Voor het overige acht zij het gevorderde bedrag onvoldoende aannemelijk gemaakt en zij zal de benadeelde partij daarom voor dat deel niet-ontvankelijk verklaren in haar vordering. Voor dat deel kan de benadeelde partij haar vordering bij de burgerlijke rechter aanbrengen.
Met betrekking tot de toegekende vordering benadeelde partij zal de rechtbank tevens de schademaatregel opleggen.
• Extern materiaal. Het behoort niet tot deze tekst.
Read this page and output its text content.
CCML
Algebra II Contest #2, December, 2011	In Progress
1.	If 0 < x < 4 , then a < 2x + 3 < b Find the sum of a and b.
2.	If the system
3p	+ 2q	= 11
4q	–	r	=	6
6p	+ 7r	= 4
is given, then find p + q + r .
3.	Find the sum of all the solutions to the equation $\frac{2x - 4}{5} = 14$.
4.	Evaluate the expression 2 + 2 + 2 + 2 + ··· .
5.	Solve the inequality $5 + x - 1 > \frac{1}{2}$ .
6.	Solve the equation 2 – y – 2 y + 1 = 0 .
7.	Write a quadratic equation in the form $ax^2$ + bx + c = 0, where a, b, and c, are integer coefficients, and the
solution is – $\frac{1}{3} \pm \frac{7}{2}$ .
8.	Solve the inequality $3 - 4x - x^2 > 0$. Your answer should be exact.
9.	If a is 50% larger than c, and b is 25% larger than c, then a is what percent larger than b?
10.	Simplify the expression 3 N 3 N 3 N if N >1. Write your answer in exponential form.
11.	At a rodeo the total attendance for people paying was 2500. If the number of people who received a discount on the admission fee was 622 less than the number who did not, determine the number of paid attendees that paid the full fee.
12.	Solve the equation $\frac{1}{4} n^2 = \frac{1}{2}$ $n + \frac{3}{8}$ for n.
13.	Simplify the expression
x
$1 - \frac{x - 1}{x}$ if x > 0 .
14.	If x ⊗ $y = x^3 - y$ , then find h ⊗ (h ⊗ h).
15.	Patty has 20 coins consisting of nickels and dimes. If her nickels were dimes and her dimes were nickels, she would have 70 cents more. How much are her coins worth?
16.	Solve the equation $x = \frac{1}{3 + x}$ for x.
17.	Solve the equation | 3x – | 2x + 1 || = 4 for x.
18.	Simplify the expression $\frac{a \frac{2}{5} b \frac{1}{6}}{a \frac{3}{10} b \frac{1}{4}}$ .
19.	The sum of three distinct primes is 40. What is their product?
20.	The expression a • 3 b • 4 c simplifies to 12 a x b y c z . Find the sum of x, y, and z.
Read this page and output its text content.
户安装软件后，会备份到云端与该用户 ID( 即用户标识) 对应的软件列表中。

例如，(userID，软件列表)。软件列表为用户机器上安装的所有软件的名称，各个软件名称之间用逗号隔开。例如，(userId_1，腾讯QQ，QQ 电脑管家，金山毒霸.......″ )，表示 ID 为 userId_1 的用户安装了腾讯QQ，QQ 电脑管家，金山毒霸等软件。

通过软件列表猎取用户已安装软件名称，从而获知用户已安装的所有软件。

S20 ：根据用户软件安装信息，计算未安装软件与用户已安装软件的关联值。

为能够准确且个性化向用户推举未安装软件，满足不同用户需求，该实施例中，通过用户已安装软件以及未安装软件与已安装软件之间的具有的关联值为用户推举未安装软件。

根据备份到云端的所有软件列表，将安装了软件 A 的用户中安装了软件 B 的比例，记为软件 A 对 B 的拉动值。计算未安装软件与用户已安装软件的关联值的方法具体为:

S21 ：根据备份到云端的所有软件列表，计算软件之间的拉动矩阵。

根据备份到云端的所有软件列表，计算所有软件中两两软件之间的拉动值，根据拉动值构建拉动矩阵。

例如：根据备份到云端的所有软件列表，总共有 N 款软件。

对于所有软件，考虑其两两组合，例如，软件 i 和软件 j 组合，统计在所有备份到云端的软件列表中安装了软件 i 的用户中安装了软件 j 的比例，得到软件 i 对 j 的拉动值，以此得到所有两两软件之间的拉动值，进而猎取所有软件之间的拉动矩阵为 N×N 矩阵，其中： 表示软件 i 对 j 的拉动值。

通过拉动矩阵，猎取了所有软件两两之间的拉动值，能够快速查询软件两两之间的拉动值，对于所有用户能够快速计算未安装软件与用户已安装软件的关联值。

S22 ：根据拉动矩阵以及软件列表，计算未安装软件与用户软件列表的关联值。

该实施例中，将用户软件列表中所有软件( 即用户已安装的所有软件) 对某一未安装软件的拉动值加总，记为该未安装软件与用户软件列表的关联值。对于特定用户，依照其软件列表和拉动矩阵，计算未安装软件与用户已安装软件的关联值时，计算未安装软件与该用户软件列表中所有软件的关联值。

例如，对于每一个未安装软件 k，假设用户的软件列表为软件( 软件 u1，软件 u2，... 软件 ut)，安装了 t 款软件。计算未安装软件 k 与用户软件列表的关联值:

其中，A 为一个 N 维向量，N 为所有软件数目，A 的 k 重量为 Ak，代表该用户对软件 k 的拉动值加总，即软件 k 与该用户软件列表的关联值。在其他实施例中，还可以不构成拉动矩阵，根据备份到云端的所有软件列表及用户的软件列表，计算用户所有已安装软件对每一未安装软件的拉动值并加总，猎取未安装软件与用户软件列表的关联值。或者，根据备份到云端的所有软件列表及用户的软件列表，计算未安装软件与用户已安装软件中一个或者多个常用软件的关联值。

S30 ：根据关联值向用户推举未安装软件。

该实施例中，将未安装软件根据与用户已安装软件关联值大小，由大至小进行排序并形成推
7 De wettelijke voorschriften
De beslissing berust op de artikelen 14a, 14b, 14c, 14d, 24c, 36f, 57, 310 en 312 van het Wetboek van Strafrecht en artikel 55 van de Wet wapens en munitie, zoals deze artikelen luidden ten tijde van het bewezen verklaarde.
8 De beslissing
De rechtbank:
Bewezenverklaring
- verklaart het ten laste gelegde bewezen, zodanig als hierboven onder 3.4 is omschreven;
- spreekt verdachte vrij van wat meer of anders is ten laste gelegd;
Strafbaarheid
- verklaart dat het bewezen verklaarde de volgende strafbare feiten oplevert:
Ten aanzien van feit 1:
Diefstal, vergezeld en gevolgd van geweld of bedreiging met geweld tegen personen, gepleegd met het oogmerk om die diefstal gemakkelijk te maken of bij betrapping op heterdaad, aan zichzelf of andere deelnemers aan het misdrijf hetzij de vlucht mogelijk te maken, hetzij het bezit van het gestolene te verzekereren, terwijl het feit wordt gepleegd door twee of meer verenigde personen;
Ten aanzien van feit 2. Handelen in strijd met artikel 13, eerste lid, van de Wet wapens en munitie;
- verklaart verdachte strafbaar;
Strafoplegging
- veroordeelt verdachte tot een gevangenisstraf van 36 maanden, waarvan 8 maanden voorwaardelijk met een proeftijd van 2 jaar;
- bepaalt dat het voorwaardelijke deel van de straf niet ten uitvoer wordt gelegd, tenzij de rechter tenuitvoerlegging gelast:
omdat verdachte zich voor het einde van de proeftijd schuldig maakt aan een strafbaar feit;
omdat verdachte tijdens de proeftijd de bijzondere voorwaarde niet heeft nageleefd;
- stelt als bijzondere voorwaarde:
dat verdachte zich tijdens de proeftijd moet gedragen naar de voorschriften en aanwijzingen die worden gegeven door of namens Reclassering Nederland, ook als dat inhoudt een behandeling bij het centrum voor ambulante forensische psychiatrie De Waag of een andere instelling, zolang de Reclassering of die instelling dat nodig acht;
- draagt deze reclasseringsinstelling op om aan verdachte hulp en steun te verlenen bij de naleving van deze voorwaarde;
- bepaalt dat de tijd die verdachte voor de tenuitvoerlegging van deze uitspraak in voorarrest heeft doorgebracht in mindering wordt gebracht bij de tenuitvoerlegging van het onvoorwaardelijke deel van de opgelegde gevangenisstraf;
Benadeelde partij
- veroordeelt verdachte tot betaling aan de benadeelde partij [slachtoffer 1], wonende te [woonplaats], van € 1.171,55, waarvan 171,55 ter zake van materiële schade en
€ 1.000,00 ter zake van immateriële schade;
- veroordeelt verdachte in de kosten van de benadeelde partij tot nu toe gemaakt en ten behoeve van de tenuitvoerlegging nog te maken, tot op heden begroot op nihil;
- bepaalt dat voor zover dit bedrag door één of meer mededaders is betaald, verdachte niet gehouden is dit bedrag aan de benadeelde partij te betalen;
- legt aan verdachte de verplichting op aan de Staat, ten behoeve van het slachtoffer [slachtoffer 1], wonende te [woonplaats], € 1.171,55 te betalen, bij niet betaling te vervangen door 21 dagen hechtenis, met dien verstande dat toepassing van de vervangende hechtenis de betalingsverplichting niet opheft;
- bepaalt dat voor zover dit bedrag door één of meer mededaders is betaald, verdachte niet gehouden is dit bedrag aan de Staat te betalen;
- bepaalt dat bij voldoening van de schademaatregel de betalingsverplichting aan de benadeelde partij vervalt en omgekeerd.
Dit vonnis is gewezen door mr. A. Wassing, voorzitter, mr. J.W. Veenendaal en
mr. M.H.L. Schoenmakers, rechters, in tegenwoordigheid van mr. P.A.B. Kleemans, griffier, en is uitgesproken ter openbare terechtzitting op 24 augustus 2009.
Mr. Schoenmakers is niet in de gelegenheid dit vonnis mee te ondertekenen.